At least some of these claims are regarded as being false. The August 2003 power failure in the US, which the group called Operation Quick Lightning in the Land of the Tyrant of This Generation has been shown to be caused by a large-scale technical failure rather than terrorist actions. Turkey claims that the Kurdish Hezbollah was responsible for the Istanbul bombings while the UN headquarters in Baghdad was blamed on Ba’athists. The Jakarta bombing was carried out by Jemaah Islamiya, an Indonesian group, according to Indonesian and US officials.

The group's involvement with the March 11, 2004 attacks is also uncertain; Spain originally pointed the finger for the train bombings at the terrorist group ETA,
although it later transpired that Islamist militants were behind it.

According to the group's letter to Al-Quds, it calls the attacks "The Trains of Death Operation". It also claims that it has completed 90% of the preparation for a new attack on the US, which it calls Winds of Black Death.
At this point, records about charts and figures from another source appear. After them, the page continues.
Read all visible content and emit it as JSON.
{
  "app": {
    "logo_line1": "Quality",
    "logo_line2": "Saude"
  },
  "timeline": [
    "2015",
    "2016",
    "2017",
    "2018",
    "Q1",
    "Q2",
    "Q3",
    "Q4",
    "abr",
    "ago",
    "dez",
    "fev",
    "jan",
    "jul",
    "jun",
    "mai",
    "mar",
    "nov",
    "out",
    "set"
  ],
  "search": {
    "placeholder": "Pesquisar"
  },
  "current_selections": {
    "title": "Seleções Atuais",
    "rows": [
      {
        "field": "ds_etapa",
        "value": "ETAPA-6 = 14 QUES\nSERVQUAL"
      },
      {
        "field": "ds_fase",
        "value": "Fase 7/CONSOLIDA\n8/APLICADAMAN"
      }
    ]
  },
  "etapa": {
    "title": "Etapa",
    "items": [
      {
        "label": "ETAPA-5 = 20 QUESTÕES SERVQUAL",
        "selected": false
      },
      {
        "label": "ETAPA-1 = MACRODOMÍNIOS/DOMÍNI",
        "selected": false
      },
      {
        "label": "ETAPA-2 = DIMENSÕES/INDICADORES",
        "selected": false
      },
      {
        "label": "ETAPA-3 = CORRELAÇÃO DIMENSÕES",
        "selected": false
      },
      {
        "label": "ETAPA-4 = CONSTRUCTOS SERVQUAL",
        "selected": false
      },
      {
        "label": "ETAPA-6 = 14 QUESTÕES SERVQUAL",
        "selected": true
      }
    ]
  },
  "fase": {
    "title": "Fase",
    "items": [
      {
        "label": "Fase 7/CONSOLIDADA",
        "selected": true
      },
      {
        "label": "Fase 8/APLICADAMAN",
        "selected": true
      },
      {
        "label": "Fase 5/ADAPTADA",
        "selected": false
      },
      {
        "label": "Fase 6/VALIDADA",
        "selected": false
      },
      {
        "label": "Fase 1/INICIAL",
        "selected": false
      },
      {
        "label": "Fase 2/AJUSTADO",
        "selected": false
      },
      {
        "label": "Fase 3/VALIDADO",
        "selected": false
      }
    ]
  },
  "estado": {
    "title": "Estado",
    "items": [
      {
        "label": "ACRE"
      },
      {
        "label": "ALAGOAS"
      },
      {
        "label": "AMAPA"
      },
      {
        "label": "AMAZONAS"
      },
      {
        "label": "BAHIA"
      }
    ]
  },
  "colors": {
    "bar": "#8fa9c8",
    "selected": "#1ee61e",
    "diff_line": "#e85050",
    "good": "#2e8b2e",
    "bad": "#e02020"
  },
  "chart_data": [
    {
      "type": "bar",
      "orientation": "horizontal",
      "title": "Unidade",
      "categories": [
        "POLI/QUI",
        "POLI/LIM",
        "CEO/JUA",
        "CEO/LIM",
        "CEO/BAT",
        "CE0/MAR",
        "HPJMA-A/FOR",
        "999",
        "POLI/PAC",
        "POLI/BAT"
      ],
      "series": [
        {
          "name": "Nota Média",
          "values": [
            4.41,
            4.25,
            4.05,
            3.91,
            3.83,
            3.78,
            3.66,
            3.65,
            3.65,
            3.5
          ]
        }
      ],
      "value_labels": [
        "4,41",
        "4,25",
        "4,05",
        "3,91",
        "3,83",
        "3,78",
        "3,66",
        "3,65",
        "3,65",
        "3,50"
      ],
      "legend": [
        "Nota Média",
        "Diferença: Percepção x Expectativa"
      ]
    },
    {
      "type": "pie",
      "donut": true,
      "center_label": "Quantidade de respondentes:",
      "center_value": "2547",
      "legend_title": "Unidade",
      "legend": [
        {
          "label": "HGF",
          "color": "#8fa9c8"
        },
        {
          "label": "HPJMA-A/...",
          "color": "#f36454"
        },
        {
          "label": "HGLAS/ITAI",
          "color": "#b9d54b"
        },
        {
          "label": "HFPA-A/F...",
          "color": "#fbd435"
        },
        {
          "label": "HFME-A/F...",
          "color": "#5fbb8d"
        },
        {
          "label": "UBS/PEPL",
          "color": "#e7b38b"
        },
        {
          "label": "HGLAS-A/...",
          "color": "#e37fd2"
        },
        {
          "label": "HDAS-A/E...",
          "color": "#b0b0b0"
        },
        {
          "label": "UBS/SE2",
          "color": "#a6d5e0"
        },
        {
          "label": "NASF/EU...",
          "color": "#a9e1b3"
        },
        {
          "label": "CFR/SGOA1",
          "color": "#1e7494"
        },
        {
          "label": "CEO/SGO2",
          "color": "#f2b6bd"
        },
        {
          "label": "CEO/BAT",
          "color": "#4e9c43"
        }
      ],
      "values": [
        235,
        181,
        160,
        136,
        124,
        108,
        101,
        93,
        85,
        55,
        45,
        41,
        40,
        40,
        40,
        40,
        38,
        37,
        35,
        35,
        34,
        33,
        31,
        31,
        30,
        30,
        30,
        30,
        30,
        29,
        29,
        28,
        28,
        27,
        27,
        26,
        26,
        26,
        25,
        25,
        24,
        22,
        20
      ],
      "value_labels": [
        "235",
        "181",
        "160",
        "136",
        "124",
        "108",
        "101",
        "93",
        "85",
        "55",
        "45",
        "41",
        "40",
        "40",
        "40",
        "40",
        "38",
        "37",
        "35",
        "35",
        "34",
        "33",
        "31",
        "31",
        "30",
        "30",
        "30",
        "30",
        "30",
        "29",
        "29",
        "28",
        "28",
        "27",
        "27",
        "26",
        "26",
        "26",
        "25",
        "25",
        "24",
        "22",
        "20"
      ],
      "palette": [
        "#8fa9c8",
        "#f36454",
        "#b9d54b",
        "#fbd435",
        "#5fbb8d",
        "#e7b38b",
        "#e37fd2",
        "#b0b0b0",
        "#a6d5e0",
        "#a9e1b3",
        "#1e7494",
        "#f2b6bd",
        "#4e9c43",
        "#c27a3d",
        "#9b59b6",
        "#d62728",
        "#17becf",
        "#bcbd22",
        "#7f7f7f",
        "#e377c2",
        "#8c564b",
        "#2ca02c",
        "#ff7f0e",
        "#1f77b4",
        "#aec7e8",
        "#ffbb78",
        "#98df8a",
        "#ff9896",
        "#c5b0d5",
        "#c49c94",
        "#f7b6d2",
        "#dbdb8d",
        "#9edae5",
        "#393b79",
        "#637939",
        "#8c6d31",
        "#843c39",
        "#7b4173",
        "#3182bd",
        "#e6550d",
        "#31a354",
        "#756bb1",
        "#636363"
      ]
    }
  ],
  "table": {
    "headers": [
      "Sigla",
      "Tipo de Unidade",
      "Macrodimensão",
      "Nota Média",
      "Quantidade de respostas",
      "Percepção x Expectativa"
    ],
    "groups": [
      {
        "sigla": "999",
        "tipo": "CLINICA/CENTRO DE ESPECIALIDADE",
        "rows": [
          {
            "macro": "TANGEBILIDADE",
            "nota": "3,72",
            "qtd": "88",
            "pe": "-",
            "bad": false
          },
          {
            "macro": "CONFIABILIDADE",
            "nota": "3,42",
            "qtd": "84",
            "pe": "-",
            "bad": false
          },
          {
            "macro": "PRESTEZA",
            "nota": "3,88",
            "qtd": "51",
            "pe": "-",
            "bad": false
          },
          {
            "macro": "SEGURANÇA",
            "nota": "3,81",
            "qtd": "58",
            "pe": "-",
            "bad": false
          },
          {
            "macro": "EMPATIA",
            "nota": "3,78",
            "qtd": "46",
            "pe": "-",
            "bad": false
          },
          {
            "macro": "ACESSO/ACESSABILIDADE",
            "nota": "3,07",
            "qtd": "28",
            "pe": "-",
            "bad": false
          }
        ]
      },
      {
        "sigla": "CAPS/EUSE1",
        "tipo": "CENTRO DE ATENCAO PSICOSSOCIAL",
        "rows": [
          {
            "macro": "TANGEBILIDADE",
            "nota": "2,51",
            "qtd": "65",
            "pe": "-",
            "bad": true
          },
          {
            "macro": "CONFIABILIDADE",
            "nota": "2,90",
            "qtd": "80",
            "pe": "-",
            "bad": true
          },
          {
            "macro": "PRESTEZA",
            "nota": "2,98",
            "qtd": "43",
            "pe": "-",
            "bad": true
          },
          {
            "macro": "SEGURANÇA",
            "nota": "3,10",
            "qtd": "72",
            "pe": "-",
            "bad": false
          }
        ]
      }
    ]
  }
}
The name is speculated to come from Iraq's use of poison gas on Kurds - which Physicians for Human Rights has named the "Winds of Death" - and the black skin lesions on anthrax victims.

Some are skeptical if this group actually exists. The only hard evidence is through communiqués, usually sent via the Internet, to the Al-Quds al-Arabi newspaper in the UK. Another previously unknown group calling itself the Lions of Al-Mufridun also has decided to claim credit for the Madrid attack, perhaps attempting to copy Abu Hafs al-Masri Brigades.